Службы, службы маркеров безопасности и доверие
Службы, предоставляющие федеративные конечные точки, обычно ожидают, что проверка подлинности клиентов будет выполняться с использованием маркеров, предоставленных определенным издателем. Важно, чтобы в службе были настроены правильные учетные данные этого издателя; в противном случае служба не сможет проверять сигнатуры в выданных токенах и клиент не сможет взаимодействовать со службой. Дополнительные сведения о настройке учетных данных издателя в службе см. в разделе "Практическое руководство. Настройка учетных данных в службе федерации".
Аналогично, при использовании симметричных ключей они шифруются для целевой службы, поэтому необходимо настроить в службе маркеров безопасности правильные учетные данные целевой службы; в противном случае она не сможет зашифровать ключ для целевой службы, и клиент не сможет взаимодействовать со службой.
Службы WCF используют значение MaxClockSkew свойства в SecurityBindingElement , чтобы разрешить отклонение часов между клиентом и службой. В федерации параметр MaxClockSkew применяется к рассогласованию часов как для клиента, так и для службы маркеров безопасности, от которой клиент получил выданный маркер. Поэтому службам маркеров безопасности при задании времени начала и истечения срока действия выданных маркеров не требуется учитывать рассогласование часов.
Примечание.
Важность рассогласования часов возрастает по мере уменьшения времени существования выданных маркеров. В большинстве случаев рассогласование часов не оказывает существенного влияния, если время существования маркера составляет 30 минут и более. В сценариях, в которых время существования меньше или в которых важно точное время действия маркера, необходимо учитывать рассогласование часов.
Федеративные конечные точки и значения времени ожидания
Когда клиент взаимодействует с федеративной конечной точкой, он должен сначала получить соответствующий маркер от службы маркеров безопасности.
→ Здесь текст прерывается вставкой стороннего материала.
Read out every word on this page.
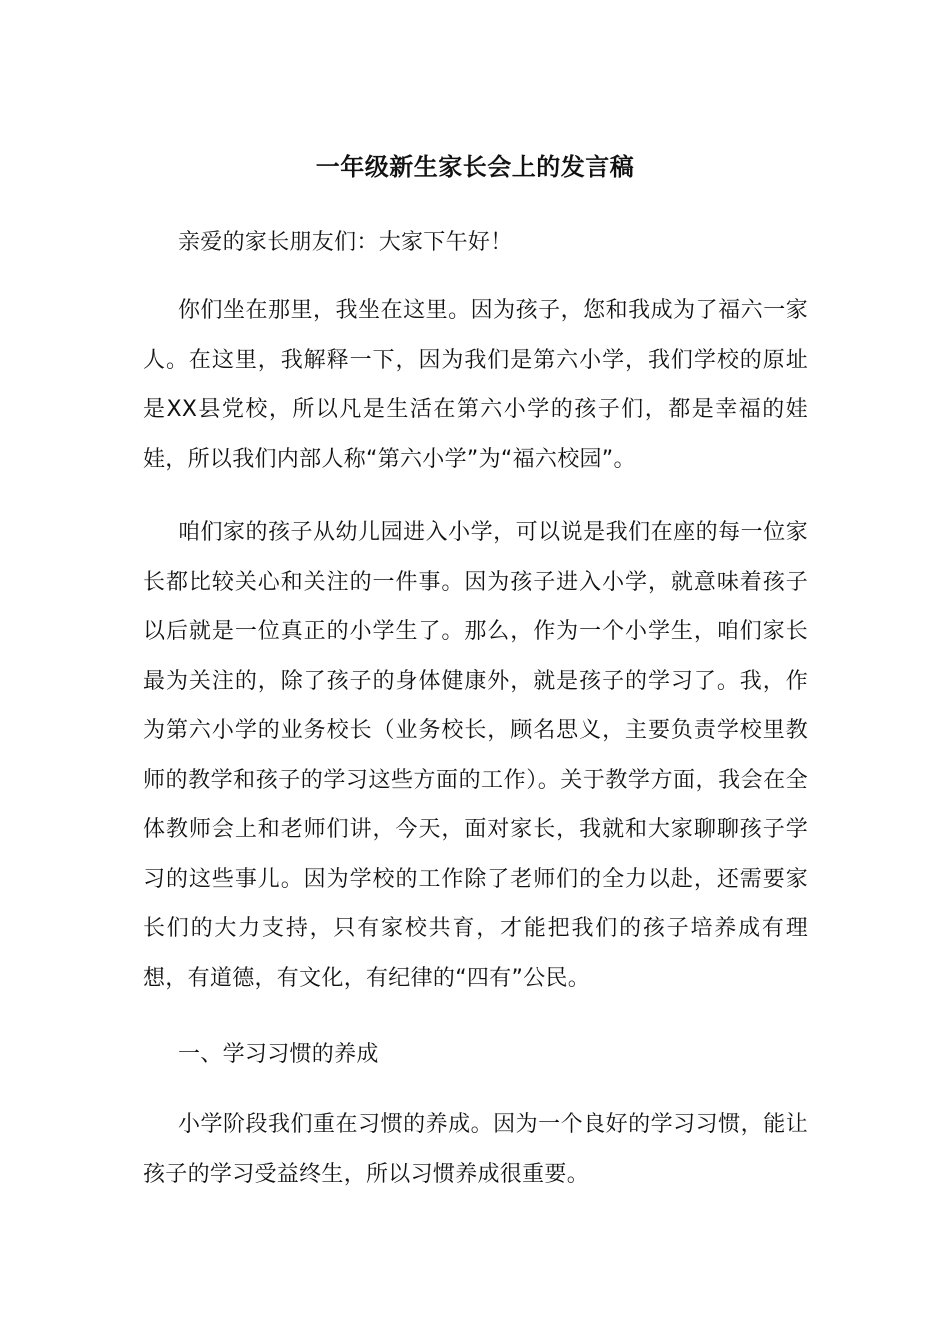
一年级新生家长会上的发言稿
亲爱的家长朋友们：大家下午好！
你们坐在那里，我坐在这里。因为孩子，您和我成为了福六一家人。在这里，我解释一下，因为我们是第六小学，我们学校的原址是XX县党校，所以凡是生活在第六小学的孩子们，都是幸福的娃娃，所以我们内部人称“第六小学”为“福六校园”。
咱们家的孩子从幼儿园进入小学，可以说是我们在座的每一位家长都比较关心和关注的一件事。因为孩子进入小学，就意味着孩子以后就是一位真正的小学生了。那么，作为一个小学生，咱们家长最为关注的，除了孩子的身体健康外，就是孩子的学习了。我，作为第六小学的业务校长（业务校长，顾名思义，主要负责学校里教师的教学和孩子的学习这些方面的工作）。关于教学方面，我会在全体教师会上和老师们讲，今天，面对家长，我就和大家聊聊孩子学习的这些事儿。因为学校的工作除了老师们的全力以赴，还需要家长们的大力支持，只有家校共育，才能把我们的孩子培养成有理想，有道德，有文化，有纪律的“四有”公民。
一、学习习惯的养成
小学阶段我们重在习惯的养成。因为一个良好的学习习惯，能让孩子的学习受益终生，所以习惯养成很重要。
Если служба маркеров безопасности предоставляет федеративную конечную точку, клиент должен сначала получить маркер от издателя этой конечной точки. Каждое получение маркера занимает некоторое время, и это время входит в общее время ожидания отправки фактического сообщения на финальную конечную точку.
Например, пусть для канала со стороны клиента задано время ожидания 30 секунд. Перед передачей сообщения на финальную конечную точку требуется обратиться за маркерами к двум издателям, при этом для получения маркера у каждого издателя требуется по 15 секунд. В этом случае попытка завершается со сбоем, и генерируется исключение TimeoutException. Поэтому необходимо установить в клиентском канале значение OperationTimeout, достаточное для учета времени получения всех выданных маркеров. В случае, если для свойства OperationTimeout значение не указано, для свойства OpenTimeout или свойства SendTimeout (или для обоих) необходимо задать значение, достаточное для получения всех выданных маркеров.
Время существования маркера и его обновление
Клиенты WCF не проверка выданный маркер при выполнении первоначального запроса к службе. Скорее, WCF доверяет службе маркеров безопасности для выдачи маркера с соответствующими эффективными и сроками действия. Если клиент кэшировал токен и использовал его заново, время существования токена проверяется при последующих запросах и в случае необходимости клиент автоматически обновляет токен. Дополнительные сведения о кэшировании маркеров см. в статье "Практическое руководство. Создание федеративного клиента".
Указание короткого времени существования в порядке 30 секунд или меньше для выданных маркеров или маркеров контекста безопасности может привести к истечению времени ожидания переговоров или другим исключениям, создаваемым клиентами WCF при запросе выданных маркеров или при согласовании или возобновлении маркеров контекста безопасности.
Выданные маркеры и InclusionMode
Сериализация выданного маркера в сообщении, передаваемом клиентом в федеративную конечную точку, определяется заданием свойства InclusionMode класса SecurityTokenParameters. Этому свойству можно присвоить одно из значений перечисления SecurityTokenInclusionMode, но в большинстве федеративных сценариев это бесполезно. Значения SecurityTokenInclusionMode.Never и SecurityTokenInclusionMode.AlwaysToInitiator приводят к тому, что клиент отправляет проверяющей стороне ссылку на маркер, выданный службой маркеров безопасности. Если у проверяющей стороны нет копии выданного токена, проверка подлинности завершится сбоем, так как ссылка на токен не может быть разрешена. WCF обрабатывается SecurityTokenInclusionMode.Once как эквивалент SecurityTokenInclusionMode.AlwaysToRecipient.